I love reading people’s testimonies. I don’t know if it’s because I’m nosy or I’m just fascinated with seeing how other people’s brains work and how other people’s lives play out. After I heard a few, I realized that my testimony was a little bit different than a lot of the stories I was hearing. Not vastly different, but a little different.
A lot of people can tell you when they were saved or when they knew they believed. Some people can get it down to a time in their life or an age or an event. Some people can tell you the exact moment.
I can tell you the exact moment I was saved. I was sitting in my sister’s living room, checking my email. I got an email from Eli telling me about a blog post he had just read here. It’s about the commonalities between faith and science. The bit that That Weird Kid liked was this:
Science thrives on open questions. So does faith rightly understood. Both are journeys into the unknown with the lightest of equipment: a metanarrative or mathematical formula for a compass, and a few fixed reference points on a map that may, who knows, be turned upside down.
That is an awesome line, it is true. But I had never read Psalm 8 before so I went to the linked translation of it here. What blew my brain and changed my world was this line: “What is man that you mind him, children of dust that you note them?” Suddenly, my eyes were opened. And I heard the still small voice and I knew.
But here is where I think my story gets a little different than a lot of people’s. I notice that when a lot of people get saved, they talk about how they suddenly knew that God was real or they realized they were a sinner and they needed to be saved. Some people have a profound realization of how depraved they are and how they can not save themselves. Some people realize they have no other hope of escaping Hell and they must cling to God. Some people have told me about how they suddenly understood the immensity and glory of God’s grace and they wanted it.
What I realized in that dark, sleep-deprived moment, was that the Bible is true. I heard, just as if God had whispered it in my ear, “The Bible is all all true. It is my word, it is my heart, every bit of it. And I love you. Because you are dust.” And I think that is the only redemptive moment that would ever work for my autistic brain. I get broken by my own smallness and the immensity of God’s love, but, first and more importantly, I get the foundation of basic truth to build back up on.
In my black and white thinking, things are either true or they are not. Ideas, opinions, feelings can be outside the realm of verifiability, but, actual physical things and facts: they are either true or not. I am willing to admit that I was mistaken about what is true in the face of better information, but a thing can not be both true and false at the same time. I live by that. I love that. It means that I can build my foundation of what the world is on some premises that I know are true. Then I can check new things by those things. If they are in conflict, I figure out which has better authority or support and I go with that one.
So God gave me a premise to build my whole world on. The Bible is true. It is a God-breathed love letter to his people and therefore, it has the highest authority. It trumps all. If there is a question, the Bible wins. And God knew that that would be all I would need.
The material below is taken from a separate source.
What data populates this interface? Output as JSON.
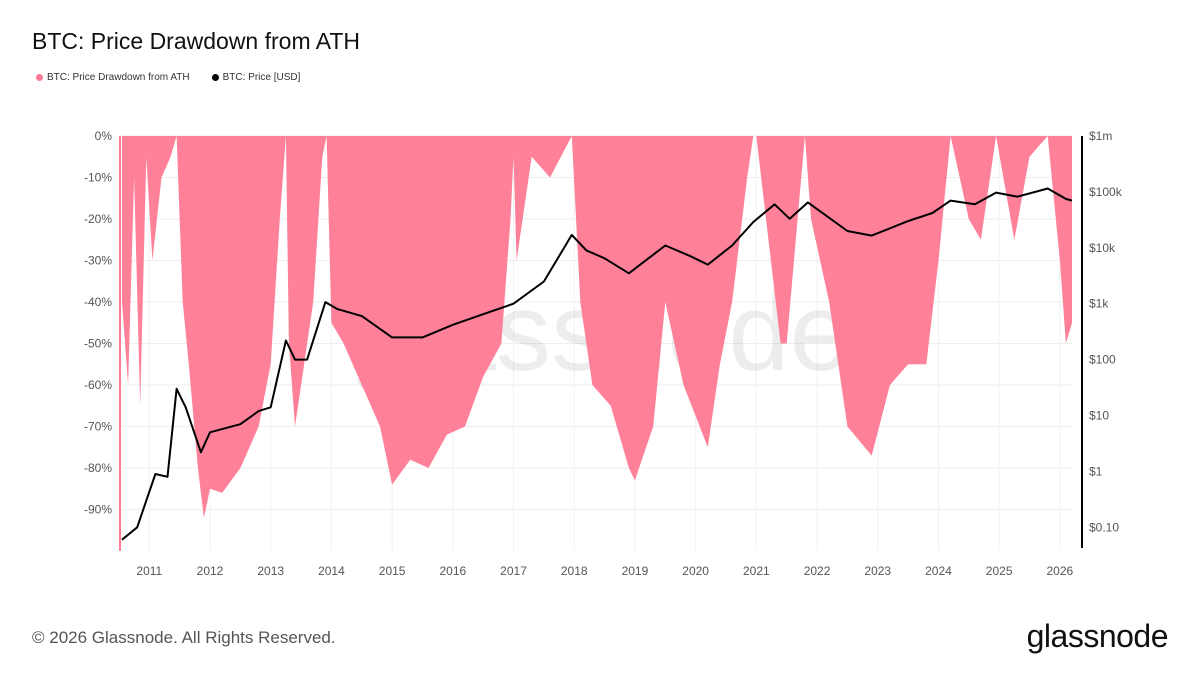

Am I a sinner in need of redemption and Jesus’ saving sacrifice? Oh, yeah. But I believe that because I believe the Bible is true.
Do I love grace and want as much as possible for myself and everyone else? Oh, you betcha. But I believe that because the Bible is true.
Do I believe that Jesus died and rose on the third day? Do I believe that Jesus is the culmination of God’s redemptive plan? Do I believe that Heaven is real and I would rather be with God for eternity? Yes, yes, and yes. But I believe all that because I believe the Bible is true.
I have heard people say that autistic people are too concrete, too unnuanced in their thinking, too black and white to understand God or religion or spirituality. But I know that’s not true because God saved me and my concrete, visual, unsubtle, unnuanced brain.
Jesus looked at them and said,”With man this is impossible, but with God all things are possible.”